Analysis of Financial Information:

  • Projected Profits: The ZXY Financial Statements project an average annual net income of $1,234,166 during the ten-year equipment lifespan. This translates to a positive payback period of slightly over 5.6 years, exceeding the assumed equipment life and indicating long-term profitability.
  • Return on Investment (ROI): Using the projected average yearly net income and the initial investment of $7 million, the estimated ROI is 17.63%. This exceeds the company’s desired 12% return, showcasing the expansion’s potential profitability.
  • Discounted Cash Flow (DCF) Analysis: Using a 12% discount rate, the DCF analysis reveals a Net Present Value (NPV) of $5,054,402. This positive NPV further confirms the financial viability of the project.
  • Sensitivity Analysis: We conducted sensitivity analysis to assess the impact of potential deviations in revenue and expenses. Even with a 10% decrease in revenue or a 5% increase in expenses, the project remains profitable and the payback period stays within acceptable limits.

Risks and Uncertainties:

  • Market Competition: The expansion introduces new products, exposing ZXY to increased competition. Continuous marketing efforts and product differentiation are crucial to mitigate this risk.
  • FDA Mandates: Ongoing compliance with FDA regulations can be costly and potentially impact production timelines. Proactive compliance measures and contingency plans are essential.
  • Facility Lease: Renting the facility could expose ZXY to future rent increases or lease renewal challenges. Negotiating a favorable long-term lease with renewal options can address this risk.

Depreciation Methods:

  • Straight-Line vs. MACRS: Straight-line depreciation would result in a lower annual depreciation expense compared to MACRS in the early years. However, the total depreciation expense over the asset’s life remains the same. Due to its accelerated depreciation schedule, MACRS provides a larger tax shield in the initial years, potentially improving short-term cash flow and reducing taxable income. Using MACRS aligns with industry standards and maximizes tax benefits.

Recommendation:

Based on the detailed financial analysis, projected profitability exceeding company goals, and manageable risks with mitigation strategies, I recommend proceeding with the expansion. The positive ROI, NPV, and payback period suggest strong financial potential. With careful market analysis, proactive risk management, and effective implementation, this expansion can significantly contribute to ZXY’s long-term growth and success.

Supporting Criteria:

  • The expansion targets stable food products with steady demand, minimizing market risk.
  • The projected financial results indicate profitability and exceed ZXY’s ROI requirements.
  • Sensitivity analysis demonstrates resilience to potential changes in revenue and expenses.
  • Proactive strategies can mitigate identified risks and maximize the success of the expansion.

Next Steps:

  • Secure and finalize the lease agreement for the second production facility.
  • Finalize detailed production plans and schedules for the new products.
  • Implement risk management strategies to address potential challenges.
  • Continue monitoring financial performance and adjust plans as needed.
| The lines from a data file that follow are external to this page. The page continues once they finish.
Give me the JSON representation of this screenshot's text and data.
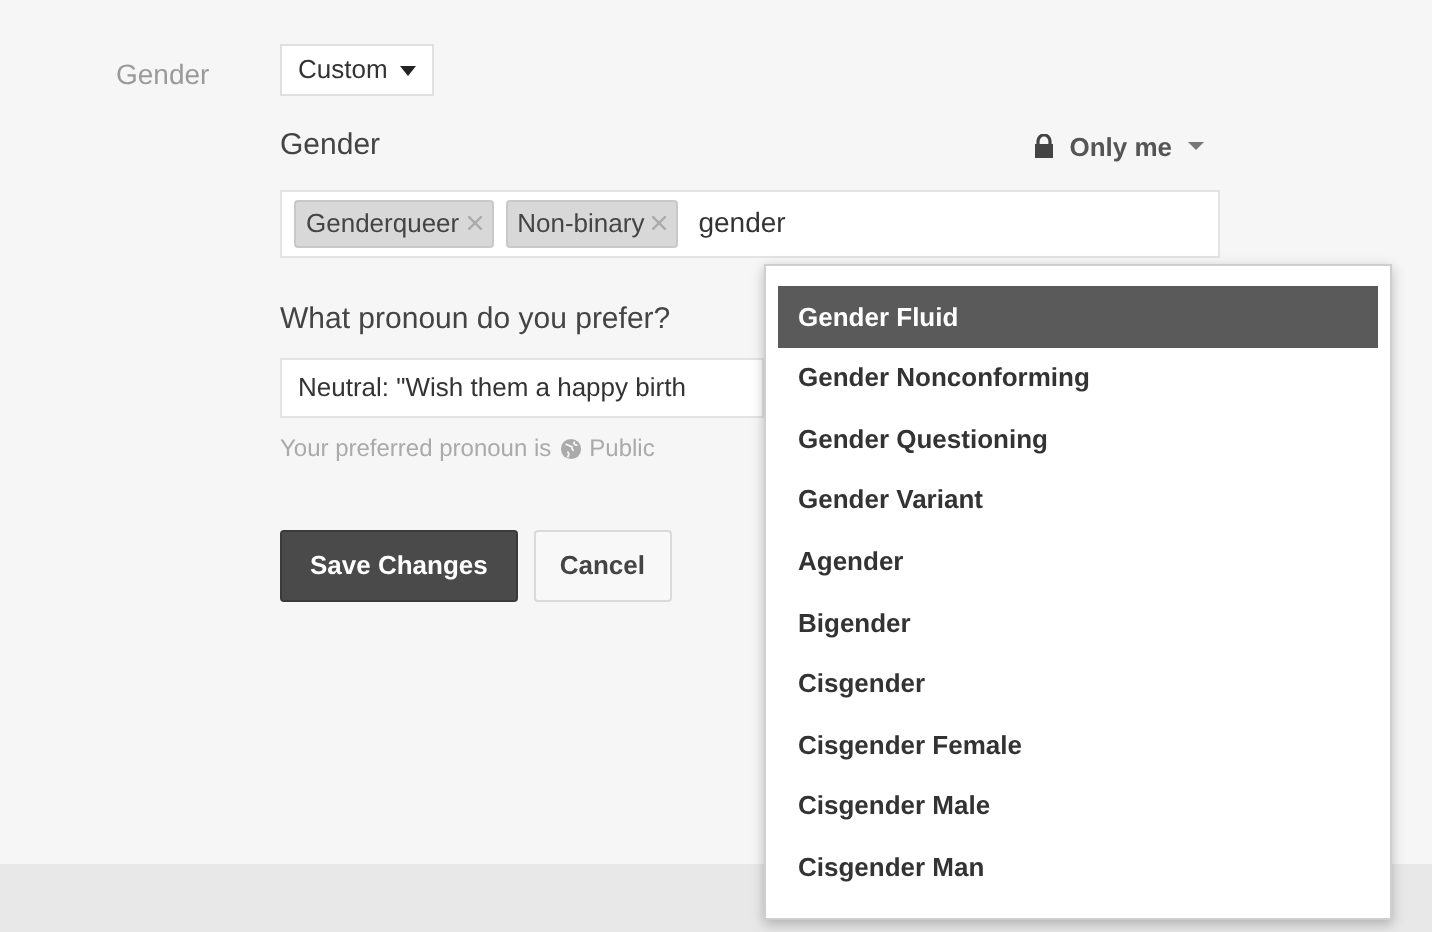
{
  "field_label": "Gender",
  "gender_select": {
    "value": "Custom"
  },
  "custom_label": "Gender",
  "audience": {
    "label": "Only me"
  },
  "tokens": [
    {
      "label": "Genderqueer"
    },
    {
      "label": "Non-binary"
    }
  ],
  "token_input": {
    "value": "gender"
  },
  "suggestions": [
    {
      "label": "Gender Fluid",
      "selected": true
    },
    {
      "label": "Gender Nonconforming",
      "selected": false
    },
    {
      "label": "Gender Questioning",
      "selected": false
    },
    {
      "label": "Gender Variant",
      "selected": false
    },
    {
      "label": "Agender",
      "selected": false
    },
    {
      "label": "Bigender",
      "selected": false
    },
    {
      "label": "Cisgender",
      "selected": false
    },
    {
      "label": "Cisgender Female",
      "selected": false
    },
    {
      "label": "Cisgender Male",
      "selected": false
    },
    {
      "label": "Cisgender Man",
      "selected": false
    }
  ],
  "pronoun_question": "What pronoun do you prefer?",
  "pronoun_select": {
    "value": "Neutral: \"Wish them a happy birth"
  },
  "pronoun_note": {
    "text": "Your preferred pronoun is",
    "audience": "Public"
  },
  "buttons": {
    "save": "Save Changes",
    "cancel": "Cancel"
  }
}
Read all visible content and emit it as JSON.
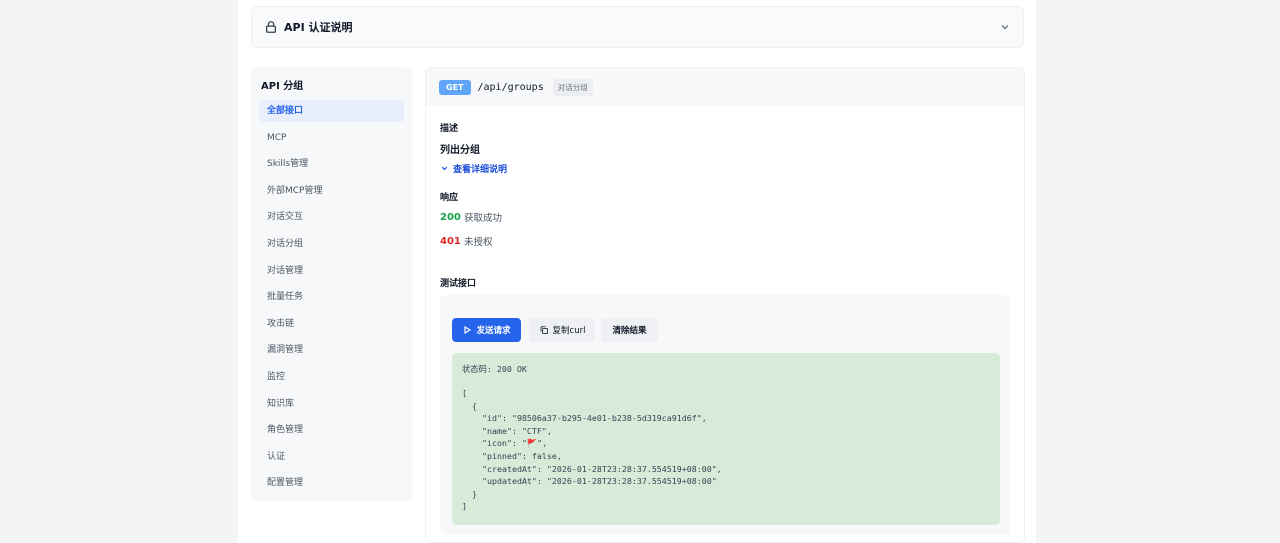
{
  "auth": {
    "title": "API 认证说明",
    "lock_icon": "lock-icon",
    "chevron_icon": "chevron-down-icon"
  },
  "sidebar": {
    "heading": "API 分组",
    "items": [
      {
        "label": "全部接口",
        "active": true
      },
      {
        "label": "MCP"
      },
      {
        "label": "Skills管理"
      },
      {
        "label": "外部MCP管理"
      },
      {
        "label": "对话交互"
      },
      {
        "label": "对话分组"
      },
      {
        "label": "对话管理"
      },
      {
        "label": "批量任务"
      },
      {
        "label": "攻击链"
      },
      {
        "label": "漏洞管理"
      },
      {
        "label": "监控"
      },
      {
        "label": "知识库"
      },
      {
        "label": "角色管理"
      },
      {
        "label": "认证"
      },
      {
        "label": "配置管理"
      }
    ]
  },
  "endpoint": {
    "method": "GET",
    "path": "/api/groups",
    "tag": "对话分组",
    "method_color": "#60a5fa"
  },
  "description": {
    "label": "描述",
    "text": "列出分组",
    "detail_link": "查看详细说明"
  },
  "responses": {
    "label": "响应",
    "items": [
      {
        "code": "200",
        "text": "获取成功",
        "color": "#16a34a"
      },
      {
        "code": "401",
        "text": "未授权",
        "color": "#dc2626"
      }
    ]
  },
  "test": {
    "label": "测试接口",
    "send_label": "发送请求",
    "copy_label": "复制curl",
    "clear_label": "清除结果",
    "status": "状态码: 200 OK",
    "body": "[\n  {\n    \"id\": \"98506a37-b295-4e01-b238-5d319ca91d6f\",\n    \"name\": \"CTF\",\n    \"icon\": \"🚩\",\n    \"pinned\": false,\n    \"createdAt\": \"2026-01-28T23:28:37.554519+08:00\",\n    \"updatedAt\": \"2026-01-28T23:28:37.554519+08:00\"\n  }\n]"
  },
  "colors": {
    "accent": "#2563eb",
    "success_bg": "#d6ecd9"
  }
}
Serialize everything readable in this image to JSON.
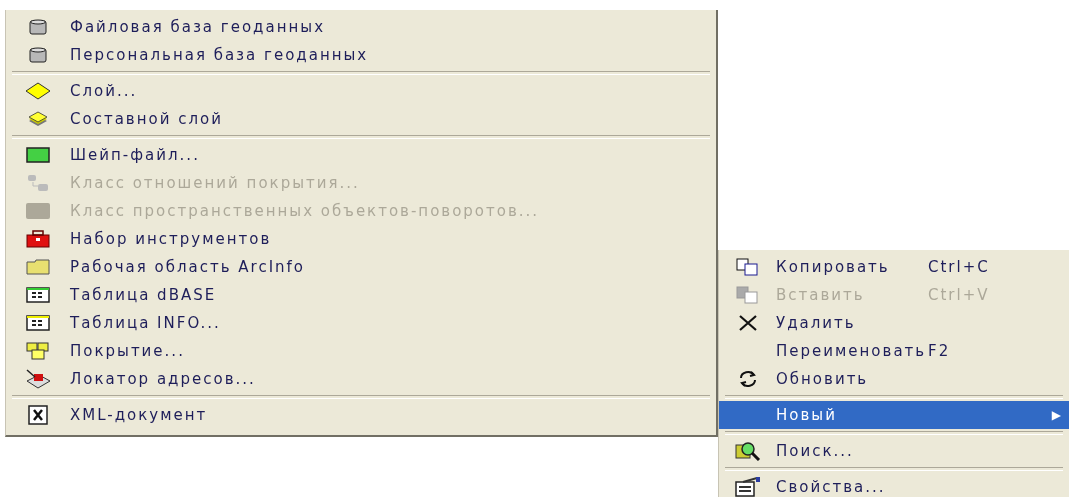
{
  "left_menu": {
    "items": [
      {
        "kind": "item",
        "label": "Файловая база геоданных",
        "disabled": false
      },
      {
        "kind": "item",
        "label": "Персональная база геоданных",
        "disabled": false
      },
      {
        "kind": "separator"
      },
      {
        "kind": "item",
        "label": "Слой...",
        "disabled": false
      },
      {
        "kind": "item",
        "label": "Составной слой",
        "disabled": false
      },
      {
        "kind": "separator"
      },
      {
        "kind": "item",
        "label": "Шейп-файл...",
        "disabled": false
      },
      {
        "kind": "item",
        "label": "Класс отношений покрытия...",
        "disabled": true
      },
      {
        "kind": "item",
        "label": "Класс пространственных объектов-поворотов...",
        "disabled": true
      },
      {
        "kind": "item",
        "label": "Набор инструментов",
        "disabled": false
      },
      {
        "kind": "item",
        "label": "Рабочая область ArcInfo",
        "disabled": false
      },
      {
        "kind": "item",
        "label": "Таблица dBASE",
        "disabled": false
      },
      {
        "kind": "item",
        "label": "Таблица INFO...",
        "disabled": false
      },
      {
        "kind": "item",
        "label": "Покрытие...",
        "disabled": false
      },
      {
        "kind": "item",
        "label": "Локатор адресов...",
        "disabled": false
      },
      {
        "kind": "separator"
      },
      {
        "kind": "item",
        "label": "XML-документ",
        "disabled": false
      }
    ]
  },
  "context_menu": {
    "items": [
      {
        "kind": "item",
        "label": "Копировать",
        "shortcut": "Ctrl+C",
        "disabled": false,
        "selected": false
      },
      {
        "kind": "item",
        "label": "Вставить",
        "shortcut": "Ctrl+V",
        "disabled": true,
        "selected": false
      },
      {
        "kind": "item",
        "label": "Удалить",
        "disabled": false,
        "selected": false
      },
      {
        "kind": "item",
        "label": "Переименовать",
        "shortcut": "F2",
        "disabled": false,
        "selected": false
      },
      {
        "kind": "item",
        "label": "Обновить",
        "disabled": false,
        "selected": false
      },
      {
        "kind": "separator"
      },
      {
        "kind": "submenu",
        "label": "Новый",
        "arrow": "▶",
        "disabled": false,
        "selected": true
      },
      {
        "kind": "separator"
      },
      {
        "kind": "item",
        "label": "Поиск...",
        "disabled": false,
        "selected": false
      },
      {
        "kind": "separator"
      },
      {
        "kind": "item",
        "label": "Свойства...",
        "disabled": false,
        "selected": false
      }
    ]
  }
}
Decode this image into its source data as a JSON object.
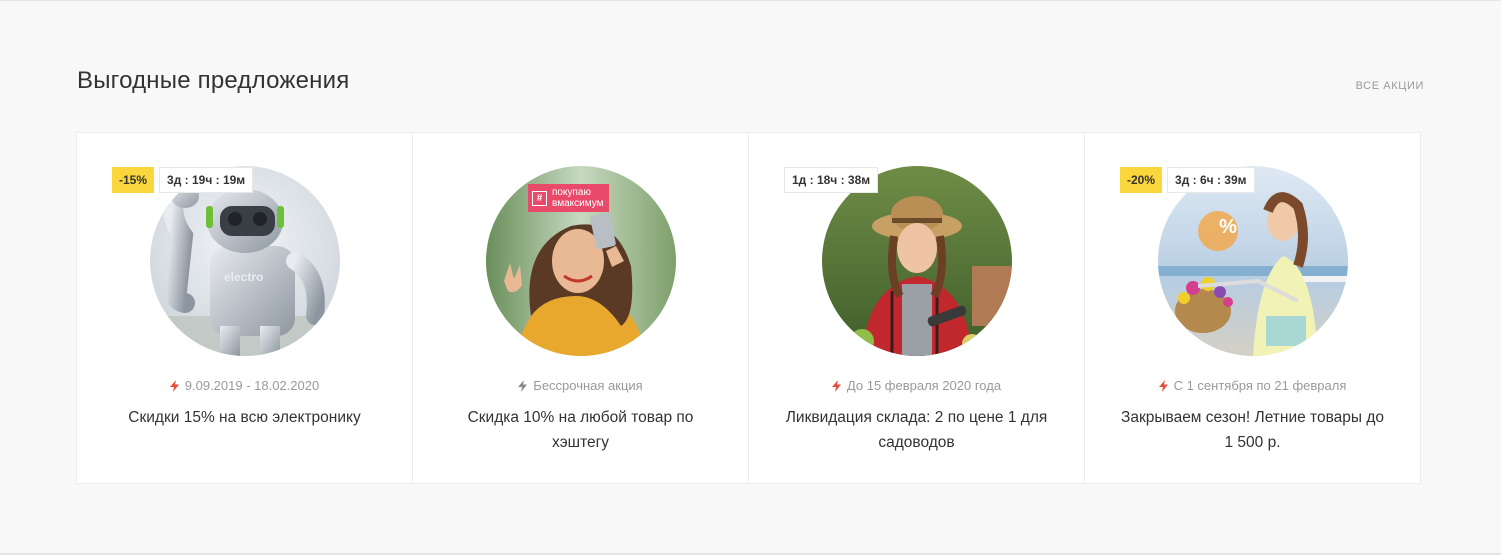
{
  "section": {
    "title": "Выгодные предложения",
    "all_link": "ВСЕ АКЦИИ"
  },
  "colors": {
    "accent_yellow": "#f9d63c",
    "bolt_active": "#e84c3d",
    "bolt_neutral": "#8a8a8a"
  },
  "offers": [
    {
      "discount": "-15%",
      "timer": "3д : 19ч : 19м",
      "date": "9.09.2019 - 18.02.2020",
      "title": "Скидки 15% на всю электронику",
      "icon": "lightning-icon",
      "image": "robot-electronics-photo"
    },
    {
      "discount": "",
      "timer": "",
      "date": "Бессрочная акция",
      "title": "Скидка 10% на любой товар по хэштегу",
      "icon": "lightning-icon",
      "image": "selfie-hashtag-photo",
      "image_text": {
        "tag_symbol": "#",
        "line1": "покупаю",
        "line2": "вмаксимум"
      }
    },
    {
      "discount": "",
      "timer": "1д : 18ч : 38м",
      "date": "До 15 февраля 2020 года",
      "title": "Ликвидация склада: 2 по цене 1 для садоводов",
      "icon": "lightning-icon",
      "image": "gardener-photo"
    },
    {
      "discount": "-20%",
      "timer": "3д : 6ч : 39м",
      "date": "С 1 сентября по 21 февраля",
      "title": "Закрываем сезон! Летние товары до 1 500 р.",
      "icon": "lightning-icon",
      "image": "summer-bicycle-photo",
      "image_text": {
        "balloon": "%"
      }
    }
  ]
}
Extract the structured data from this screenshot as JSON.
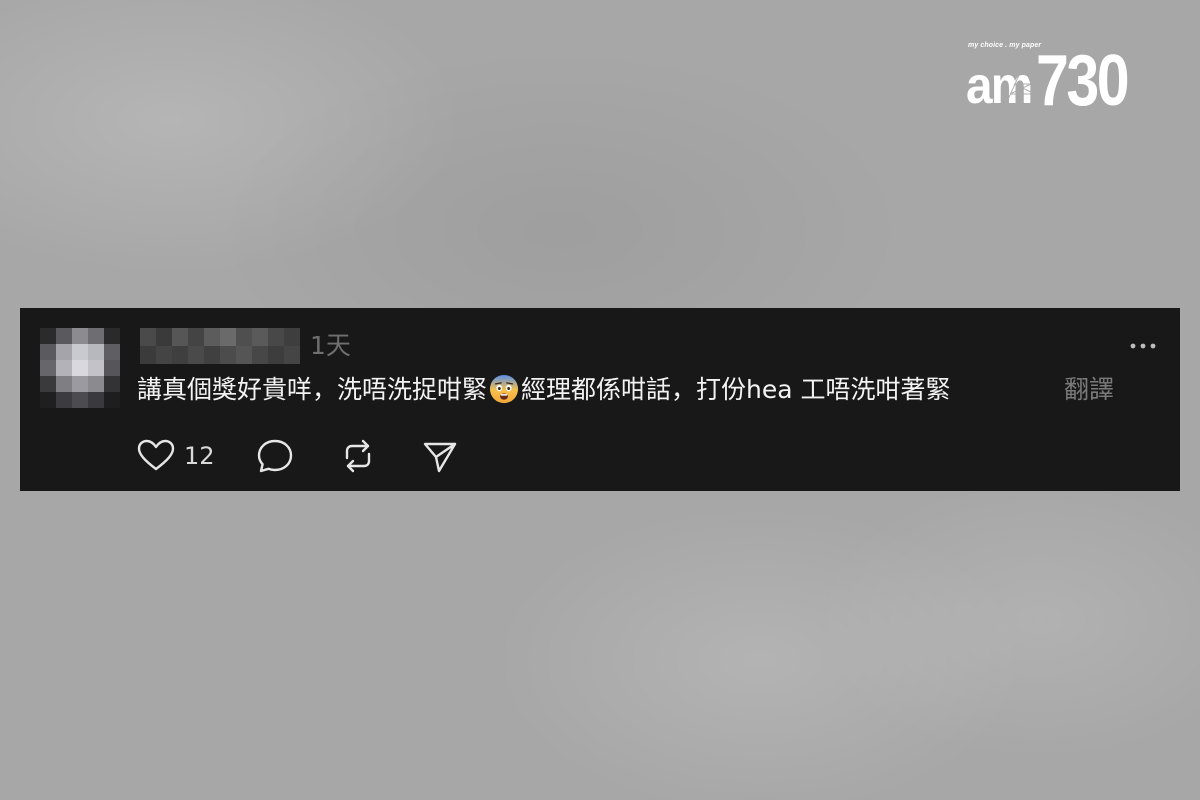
{
  "logo": {
    "tagline": "my choice . my paper",
    "am": "am",
    "number": "730"
  },
  "post": {
    "time_ago": "1天",
    "text_before_emoji": "講真個獎好貴咩，洗唔洗捉咁緊",
    "emoji": "fearful-face",
    "text_after_emoji": "經理都係咁話，打份hea 工唔洗咁著緊",
    "translate_label": "翻譯",
    "like_count": "12"
  },
  "icons": {
    "more": "more-horizontal-icon",
    "like": "heart-icon",
    "comment": "comment-bubble-icon",
    "repost": "repost-icon",
    "share": "send-icon"
  },
  "colors": {
    "background": "#a7a7a7",
    "card": "#181818",
    "text": "#f3f3f3",
    "muted": "#7a7a7a",
    "icon": "#e6e6e6"
  }
}
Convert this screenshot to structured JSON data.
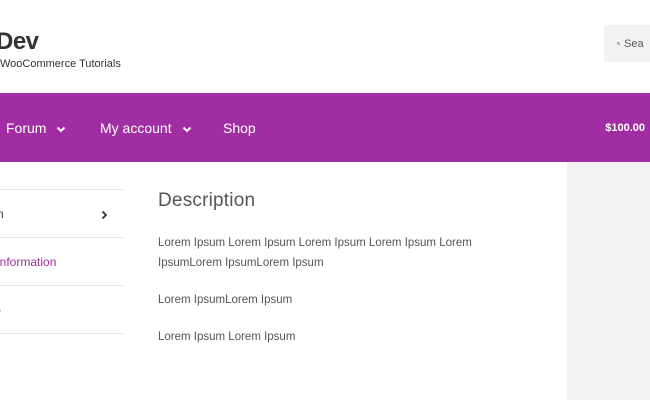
{
  "header": {
    "site_title": "Dev",
    "tagline": "WooCommerce Tutorials",
    "search_placeholder": "Sea"
  },
  "nav": {
    "items": [
      {
        "label": "Forum",
        "has_dropdown": true
      },
      {
        "label": "My account",
        "has_dropdown": true
      },
      {
        "label": "Shop",
        "has_dropdown": false
      }
    ],
    "cart_total": "$100.00",
    "background_color": "#a02ea2"
  },
  "tabs": [
    {
      "label": "n",
      "active": false
    },
    {
      "label": "information",
      "active": true
    },
    {
      "label": ")",
      "active": false
    }
  ],
  "description": {
    "title": "Description",
    "paragraphs": [
      "Lorem Ipsum Lorem Ipsum Lorem Ipsum Lorem Ipsum Lorem IpsumLorem IpsumLorem Ipsum",
      "Lorem IpsumLorem Ipsum",
      "Lorem Ipsum Lorem Ipsum"
    ]
  },
  "colors": {
    "accent": "#a02ea2",
    "active_tab_text": "#9b2f9d",
    "sidebar_bg": "#f2f2f2"
  }
}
This report provides a comprehensive analysis of the proposed expansion and supports the recommendation to move forward. I am confident that with careful planning and execution, this expansion will be a valuable addition to ZXY Company’s portfolio.

Additional Notes:

  • This report focuses on the financial aspects of the decision. If addressing top leadership, consider incorporating visuals like charts and graphs for more impactful presentation.
  • You may also want to expand on the marketing and production aspects of the project, drawing insights from the provided spreadsheet and highlighting potential marketing strategies and production planning details.

By providing a well-structured and insightful analysis, you can effectively communicate your recommendation and help ZXY Company make an informed decision about their proposed expansion.